No, I’m talking about human learning and the danger imposed by treating an imperfect tool as a reliable source of information as these companies want people to do.
Whether the erratic information is from tokenization or hallucinations is irrelevant when this is already the main source for so many people in their learning, for example, a new language.
Hallucinations aren’t relevant to my point here. I’m not defending that AIs are a good source of information, and I agree that hallucinations are dangerous (either that or misusing LLMs is dangerous). I also admit that for language learning, artifacts caused from tokenization could be very detrimental to the user.
The point I am making is that LLMs struggling with these kind of tokenization artifacts is poor evidence for drawing any conclusions about their behaviour on other tasks.
That’s a fair point when these LLMs are restricted to areas where they function well. They have use cases that make sense when isolated from the ethics around training and compute. But the people who made them are applying them wildly outside these use cases.
These are pushed as a solution to every problem for the sake of profit with intentional ignorance of these issues. If a few errors impact someone it’s just a casualty in the goal of making it profitable. That can’t be disentwined from them unless you limit your argument to open source local compute.
Well – and I don’t meant this to be antagonistic – I agree with everything you’ve said except for the last sentence where you say “and therefore you’re wrong.” Look, I’m not saying LLMs function well, or that they’re good for society, or anything like that. I’m saying that tokenization errors are really their own thing that are unrelated to other errors LLMs make. If you want to dunk on LLMs then yeah be my guest. I’m just saying that this one type of poor behaviour is unrelated to the other kinds of poor behaviour.
Also just checked and every open ai model bigger than 4.1-mini can answer this. I think the joke should emphasize how we developed a super power inefficient way to solve some problems that can be accurately and efficiently answered with a single algorithm. Another example is using ChatGPT to do simple calculator math. LLMs are good at specific tasks and really bad at others, but people kinda throw everything at them.
And yet they can seemingly spell and count (small numbers) just fine.
what do you mean by spell fine? They’re just emitting the tokens for the words. Like, it’s not writing “strawberry,” it’s writing tokens <302, 1618, 19772>, which correspond to st, raw, and berry respectively. If you ask it to put a space between each letter, that will disrupt the tokenization mechanism, and it’s going to be quite liable to making mistakes.
I don’t think it’s really fair to say that the lookup 19772 -> berry counts as the LLM being able to spell, since the LLM isn’t operating at that layer. It doesn’t really emit letters directly. I would argue its inability to reliably spell words when you force it to go letter-by-letter or answer queries about how words are spelled is indicative of its poor ability to spell.

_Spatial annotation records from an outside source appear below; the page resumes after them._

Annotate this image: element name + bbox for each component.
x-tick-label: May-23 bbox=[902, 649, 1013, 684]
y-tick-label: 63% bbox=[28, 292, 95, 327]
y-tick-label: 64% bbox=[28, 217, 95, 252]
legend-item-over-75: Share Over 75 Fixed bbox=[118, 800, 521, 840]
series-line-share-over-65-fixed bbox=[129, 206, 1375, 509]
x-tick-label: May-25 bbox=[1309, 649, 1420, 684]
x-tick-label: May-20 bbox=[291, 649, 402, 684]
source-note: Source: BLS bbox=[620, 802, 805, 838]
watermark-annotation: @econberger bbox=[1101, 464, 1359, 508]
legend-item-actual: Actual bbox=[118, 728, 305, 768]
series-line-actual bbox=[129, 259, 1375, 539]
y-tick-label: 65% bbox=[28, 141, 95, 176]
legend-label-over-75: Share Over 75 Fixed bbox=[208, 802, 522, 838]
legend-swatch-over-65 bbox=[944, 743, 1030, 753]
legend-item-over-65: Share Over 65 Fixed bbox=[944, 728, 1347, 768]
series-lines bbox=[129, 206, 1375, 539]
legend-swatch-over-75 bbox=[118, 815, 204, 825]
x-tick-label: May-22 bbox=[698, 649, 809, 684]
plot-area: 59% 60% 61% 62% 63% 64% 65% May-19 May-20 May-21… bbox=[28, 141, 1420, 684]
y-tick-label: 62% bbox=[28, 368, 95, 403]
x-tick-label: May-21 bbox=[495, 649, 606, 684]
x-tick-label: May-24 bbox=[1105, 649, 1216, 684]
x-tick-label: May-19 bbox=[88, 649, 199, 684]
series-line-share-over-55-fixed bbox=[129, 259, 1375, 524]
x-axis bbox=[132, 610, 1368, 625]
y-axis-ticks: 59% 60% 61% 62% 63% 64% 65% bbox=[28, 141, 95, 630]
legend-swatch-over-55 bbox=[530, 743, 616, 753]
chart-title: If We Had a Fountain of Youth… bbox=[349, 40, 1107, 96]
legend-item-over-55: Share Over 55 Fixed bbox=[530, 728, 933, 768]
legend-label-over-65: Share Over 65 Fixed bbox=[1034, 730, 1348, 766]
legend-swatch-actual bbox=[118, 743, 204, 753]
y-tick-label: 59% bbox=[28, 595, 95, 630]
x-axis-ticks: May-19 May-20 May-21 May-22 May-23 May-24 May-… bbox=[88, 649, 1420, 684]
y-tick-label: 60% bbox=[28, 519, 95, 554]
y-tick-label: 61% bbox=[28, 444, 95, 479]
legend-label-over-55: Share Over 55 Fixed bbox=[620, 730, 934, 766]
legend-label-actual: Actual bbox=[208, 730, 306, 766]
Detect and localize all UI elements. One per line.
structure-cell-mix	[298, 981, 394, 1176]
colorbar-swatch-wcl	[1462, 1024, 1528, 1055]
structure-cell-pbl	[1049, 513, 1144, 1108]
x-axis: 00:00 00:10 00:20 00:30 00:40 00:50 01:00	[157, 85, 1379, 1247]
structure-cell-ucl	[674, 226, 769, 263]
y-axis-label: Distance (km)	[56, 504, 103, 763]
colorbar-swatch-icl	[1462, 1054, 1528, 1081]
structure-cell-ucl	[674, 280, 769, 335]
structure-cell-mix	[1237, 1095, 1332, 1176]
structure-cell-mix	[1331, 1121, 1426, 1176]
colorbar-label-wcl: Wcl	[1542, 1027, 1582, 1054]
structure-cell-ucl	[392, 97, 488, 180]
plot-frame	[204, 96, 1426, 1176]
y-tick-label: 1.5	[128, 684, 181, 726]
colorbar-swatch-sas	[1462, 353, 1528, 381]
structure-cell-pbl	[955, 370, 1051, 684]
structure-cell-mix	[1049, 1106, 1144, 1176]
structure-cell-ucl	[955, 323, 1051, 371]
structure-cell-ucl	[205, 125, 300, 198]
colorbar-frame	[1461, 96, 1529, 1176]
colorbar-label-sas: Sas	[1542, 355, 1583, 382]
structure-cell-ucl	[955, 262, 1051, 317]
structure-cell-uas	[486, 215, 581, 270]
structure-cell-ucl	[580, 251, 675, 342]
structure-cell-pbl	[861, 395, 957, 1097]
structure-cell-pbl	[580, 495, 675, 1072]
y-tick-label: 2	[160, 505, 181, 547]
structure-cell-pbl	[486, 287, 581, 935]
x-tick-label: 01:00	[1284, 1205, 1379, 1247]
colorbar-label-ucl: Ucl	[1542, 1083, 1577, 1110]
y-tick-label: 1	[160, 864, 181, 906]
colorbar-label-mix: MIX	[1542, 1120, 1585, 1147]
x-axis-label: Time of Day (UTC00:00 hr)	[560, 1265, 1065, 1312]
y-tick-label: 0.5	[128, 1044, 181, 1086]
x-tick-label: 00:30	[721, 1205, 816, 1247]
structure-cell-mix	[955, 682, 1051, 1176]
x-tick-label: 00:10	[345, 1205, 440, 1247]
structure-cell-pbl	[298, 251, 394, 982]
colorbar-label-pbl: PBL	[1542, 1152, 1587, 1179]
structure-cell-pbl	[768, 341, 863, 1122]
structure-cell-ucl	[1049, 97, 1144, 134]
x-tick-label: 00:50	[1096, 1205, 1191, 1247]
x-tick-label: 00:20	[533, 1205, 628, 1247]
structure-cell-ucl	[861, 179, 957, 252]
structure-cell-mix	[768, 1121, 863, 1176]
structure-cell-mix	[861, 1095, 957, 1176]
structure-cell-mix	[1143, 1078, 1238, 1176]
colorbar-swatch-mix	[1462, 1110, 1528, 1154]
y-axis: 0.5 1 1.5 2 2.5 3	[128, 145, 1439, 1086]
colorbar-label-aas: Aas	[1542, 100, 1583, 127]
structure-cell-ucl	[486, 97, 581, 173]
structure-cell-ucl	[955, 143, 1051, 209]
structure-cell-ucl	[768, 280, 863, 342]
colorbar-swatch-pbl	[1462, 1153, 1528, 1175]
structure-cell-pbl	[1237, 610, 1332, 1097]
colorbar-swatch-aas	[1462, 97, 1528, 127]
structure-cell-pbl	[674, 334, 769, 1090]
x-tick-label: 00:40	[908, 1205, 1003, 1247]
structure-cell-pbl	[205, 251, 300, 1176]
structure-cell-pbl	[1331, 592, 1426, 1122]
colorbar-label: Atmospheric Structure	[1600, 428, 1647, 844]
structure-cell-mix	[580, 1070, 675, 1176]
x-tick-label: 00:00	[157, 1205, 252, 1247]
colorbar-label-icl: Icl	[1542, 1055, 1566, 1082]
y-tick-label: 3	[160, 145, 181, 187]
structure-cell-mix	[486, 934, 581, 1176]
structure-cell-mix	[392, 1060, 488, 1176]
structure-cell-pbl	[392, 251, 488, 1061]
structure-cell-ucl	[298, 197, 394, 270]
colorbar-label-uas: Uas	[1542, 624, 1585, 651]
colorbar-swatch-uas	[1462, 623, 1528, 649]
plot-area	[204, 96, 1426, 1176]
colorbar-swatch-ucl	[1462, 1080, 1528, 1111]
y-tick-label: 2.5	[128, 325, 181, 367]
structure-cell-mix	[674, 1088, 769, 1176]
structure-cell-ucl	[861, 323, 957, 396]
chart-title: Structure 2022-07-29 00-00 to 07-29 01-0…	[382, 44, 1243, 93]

I mean that when you ask them to spell a word they can list every character one at a time.
Well that’s a recent improvement. GPT3 was very bad at that, and GPT4 still makes mistakes.
The problem is that it’s not actually counting anything. It’s simply looking for some text somewhere in its database that relates to that word and the number of R’s in that word. There’s no mechanism within the LLM to actually count things. It is not designed with that function. This is not general AI, this is a Generative Adversarial Network that’s using its vast vast store of text to put words together that sound like they answer the question that was asked.